This week a short term medical team is coming in for a week of clinics in Mathare North. It was a bit chaotic today, but pretty fun. I worked in the pharmacy helping to count meds – particularly chewable vitamins. I bagged so many vitamins, my hands were totally coated in chewable vitamin gunk. It dyed my hands red.
In the afternoon I shadowed a doctor in consultation. Two things stuck out to me. The first being how many cases of ringworm we saw. Ringworm is actually a fungal infection and we spotted it on most of the boy’s scalps. In Mathare, it is easily spread when a kid goes in to the barber shop to get his head shaved and an unclean razor is used. If the barber shaves a kids head who has the fungus and then doesn’t clean off the razor and nicks another kid’s head the new kid will get ringworm too. It is very very common.
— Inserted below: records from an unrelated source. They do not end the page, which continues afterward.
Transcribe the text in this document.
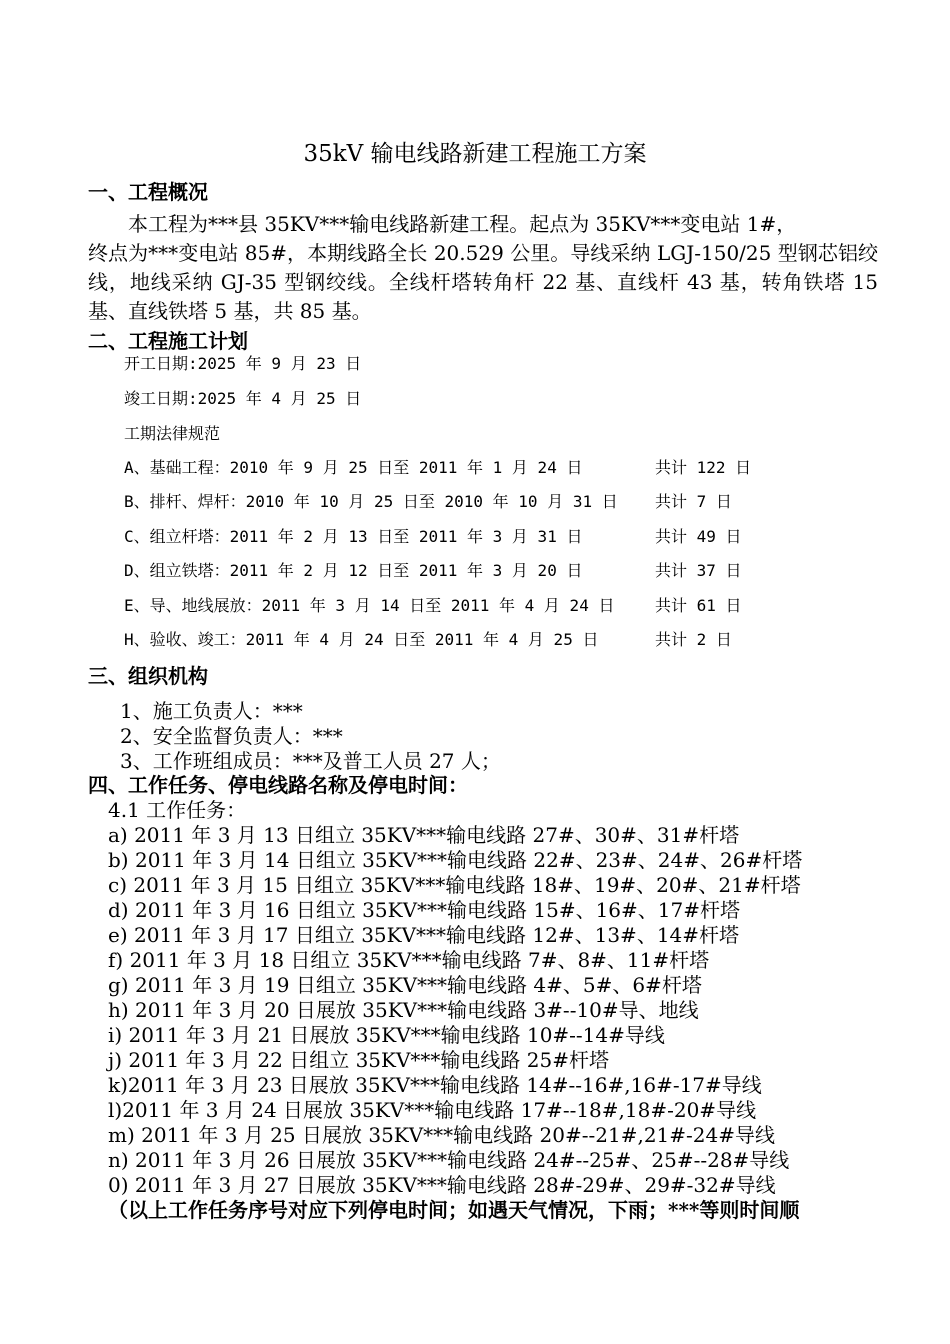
35kV 输电线路新建工程施工方案
一、工程概况

本工程为***县 35KV***输电线路新建工程。起点为 35KV***变电站 1#，
终点为***变电站 85#，本期线路全长 20.529 公里。导线采纳 LGJ-150/25 型钢芯铝绞线，地线采纳 GJ-35 型钢绞线。全线杆塔转角杆 22 基、直线杆 43 基，转角铁塔 15 基、直线铁塔 5 基，共 85 基。

二、工程施工计划
开工日期:2025 年 9 月 23 日
竣工日期:2025 年 4 月 25 日
工期法律规范
A、基础工程：2010 年 9 月 25 日至 2011 年 1 月 24 日	共计 122 日
B、排杆、焊杆：2010 年 10 月 25 日至 2010 年 10 月 31 日 共计 7 日
C、组立杆塔：2011 年 2 月 13 日至 2011 年 3 月 31 日	共计 49 日
D、组立铁塔：2011 年 2 月 12 日至 2011 年 3 月 20 日	共计 37 日
E、导、地线展放：2011 年 3 月 14 日至 2011 年 4 月 24 日	共计 61 日
H、验收、竣工：2011 年 4 月 24 日至 2011 年 4 月 25 日	共计 2 日
三、组织机构
1、施工负责人：***
2、安全监督负责人：***
3、工作班组成员：***及普工人员 27 人；
四、工作任务、停电线路名称及停电时间：
4.1 工作任务：
a) 2011 年 3 月 13 日组立 35KV***输电线路 27#、30#、31#杆塔
b) 2011 年 3 月 14 日组立 35KV***输电线路 22#、23#、24#、26#杆塔
c) 2011 年 3 月 15 日组立 35KV***输电线路 18#、19#、20#、21#杆塔
d) 2011 年 3 月 16 日组立 35KV***输电线路 15#、16#、17#杆塔
e) 2011 年 3 月 17 日组立 35KV***输电线路 12#、13#、14#杆塔
f) 2011 年 3 月 18 日组立 35KV***输电线路 7#、8#、11#杆塔
g) 2011 年 3 月 19 日组立 35KV***输电线路 4#、5#、6#杆塔
h) 2011 年 3 月 20 日展放 35KV***输电线路 3#--10#导、地线
i) 2011 年 3 月 21 日展放 35KV***输电线路 10#--14#导线
j) 2011 年 3 月 22 日组立 35KV***输电线路 25#杆塔
k)2011 年 3 月 23 日展放 35KV***输电线路 14#--16#,16#-17#导线
l)2011 年 3 月 24 日展放 35KV***输电线路 17#--18#,18#-20#导线
m) 2011 年 3 月 25 日展放 35KV***输电线路 20#--21#,21#-24#导线
n) 2011 年 3 月 26 日展放 35KV***输电线路 24#--25#、25#--28#导线
0) 2011 年 3 月 27 日展放 35KV***输电线路 28#-29#、29#-32#导线
（以上工作任务序号对应下列停电时间；如遇天气情况，下雨；***等则时间顺
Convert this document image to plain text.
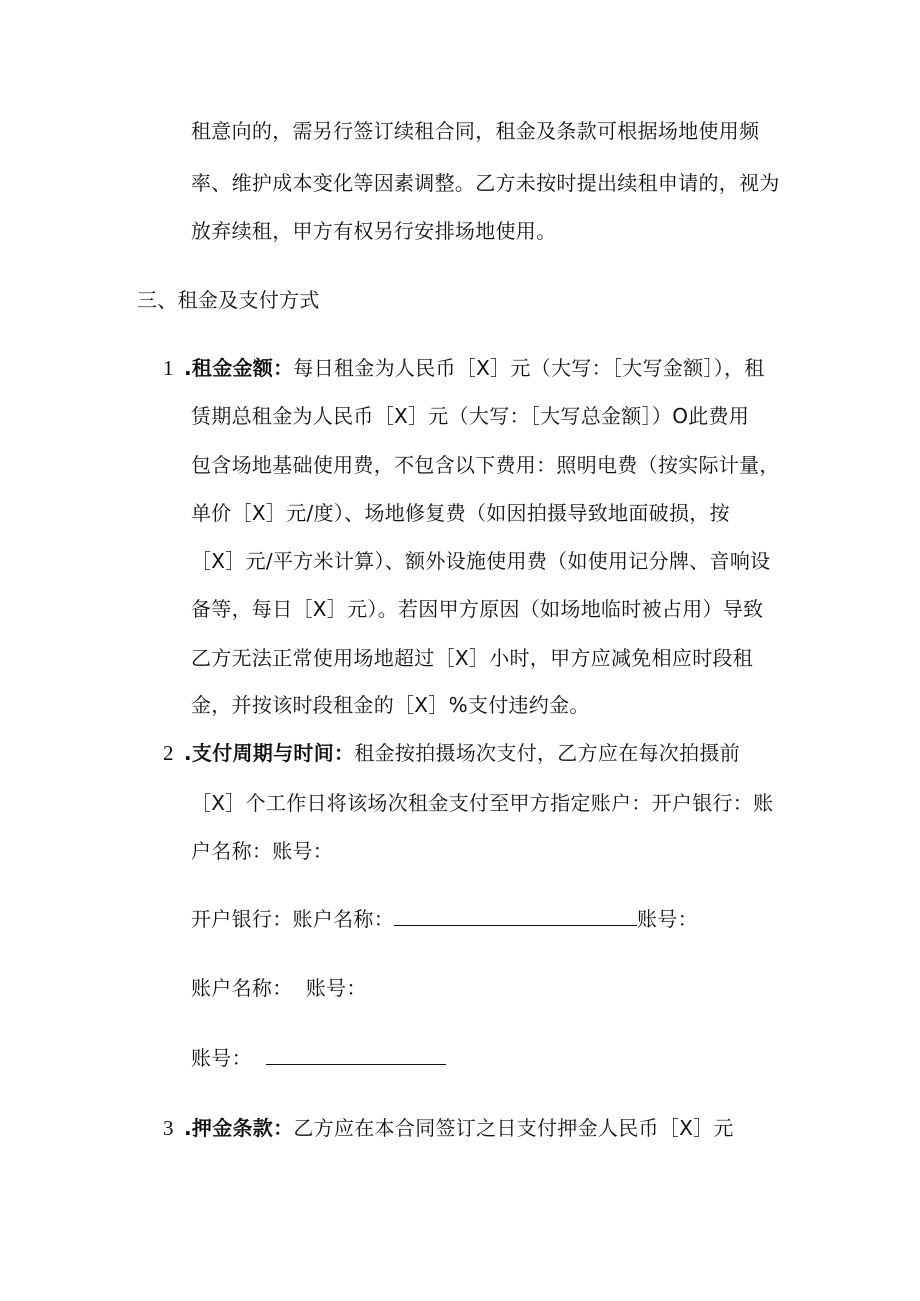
租意向的，需另行签订续租合同，租金及条款可根据场地使用频
率、维护成本变化等因素调整。乙方未按时提出续租申请的，视为
放弃续租，甲方有权另行安排场地使用。
三、租金及支付方式
1 .租金金额：每日租金为人民币［X］元（大写：［大写金额］），租
赁期总租金为人民币［X］元（大写：［大写总金额］）O此费用
包含场地基础使用费，不包含以下费用：照明电费（按实际计量，
单价［X］元/度）、场地修复费（如因拍摄导致地面破损，按
［X］元/平方米计算）、额外设施使用费（如使用记分牌、音响设
备等，每日［X］元）。若因甲方原因（如场地临时被占用）导致
乙方无法正常使用场地超过［X］小时，甲方应减免相应时段租
金，并按该时段租金的［X］%支付违约金。
2 .支付周期与时间：租金按拍摄场次支付，乙方应在每次拍摄前
［X］个工作日将该场次租金支付至甲方指定账户：开户银行：账
户名称：账号：
开户银行：账户名称：	账号：
账户名称：  账号：
账号：
3 .押金条款：乙方应在本合同签订之日支付押金人民币［X］元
The second thing that stood out in the day was meeting a girl with a large abdominal hernia. The bulge stuck out just below her belly button and was a little bigger than a baseball. The doctor told me that it wasn’t immediately life threatening because it was so big. But, he said that it could get larger, especially if she ever gets pregnant. I asked a Kenyan nurse there how much it would cost to have the hernia looked at in the hospital. She said it would be about 25,000 shillings which is a little over $300. The girl’s family will probably never be able to afford it.
It's so sad that some conditions could so easily be treated, but they aren't. My heart just aches for the physical and economic hardships that the people bear. Through God they have hope for a spiritual inheritance though they may have nothing that is deemed by the world as valuable in this life.